MENTAL AND PSYCHOSOMATIC CONSEQUENCES OF JOB BURNOUT IN CRITICAL CARE NURSING PROFESSION: A CROSS-SECTIONAL STUDY

Authors

  • Dejan Kojic

DOI:

https://doi.org/10.7251/ZRPIM2201618Z

Keywords:

critical care nursing, job burnout, anxiety, psychosomatic manifestations

Abstract

Critical care nursing is considered as one of the most stressful professions in the modern healthcare systems, making it suitable for the development of job burnout. Considering this, we conducted a cross-sectional study to determine the frequency and level of chronic anxiety, as well as the frequency of psychosomatic manifestations of job burnout in the population of nurses employed in intensive care units at the University Hospital in Belgrade. The study included 71 respondents.
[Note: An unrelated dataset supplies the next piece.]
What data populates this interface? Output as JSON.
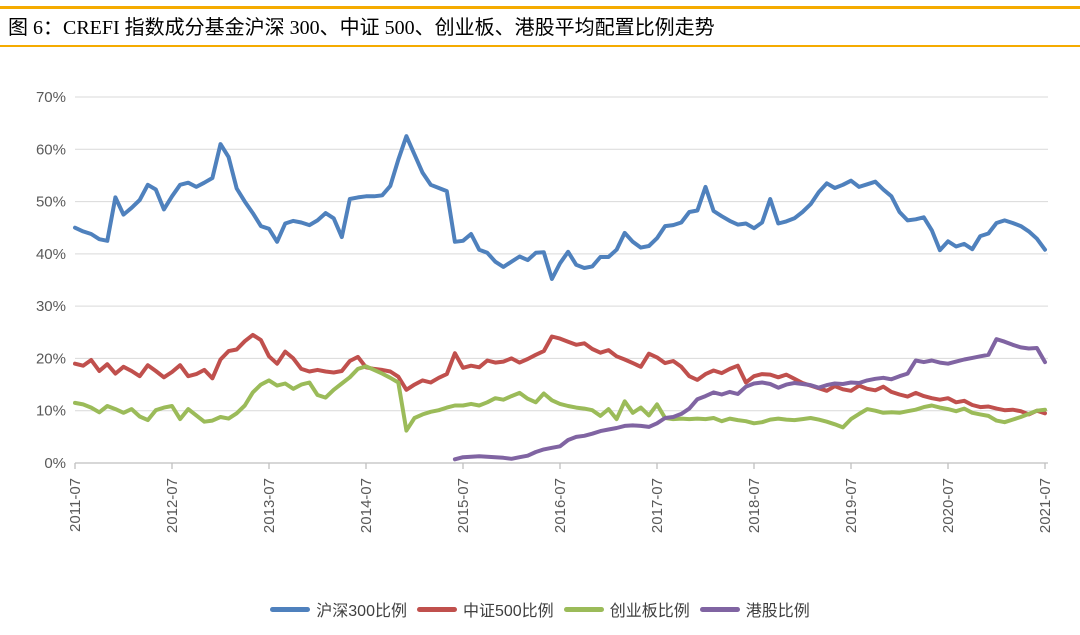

We implemented several specific questionnaires in the test battery to determine the prevalence of chronic anxiety and the most common psychosomatic manifestation of burnout in the population of affected respondents (experimental group), and we compared the results to those found in a population of subjects who had no evidence of burnout symptoms at the time of the study (control group). Anxiety symptoms were nearly three times more prevalent in the experimental group, with high levels of anxiety registered in 88% of respondents. At the same time, psychosomatic manifestations were five times more common in the experimental group, affecting 97% subjects in total. The most common complaints were: headache (92% of respondents), sleep disorders (87.5% of respondents), gastrointestinal disorders (79% of respondents), and emotional/behavioural abreactions (67% of respondents). The results of our study indicate the necessity of developing national burnout prevention programs in critical care nursing and similar healthcare professions with high levels of stress exposure.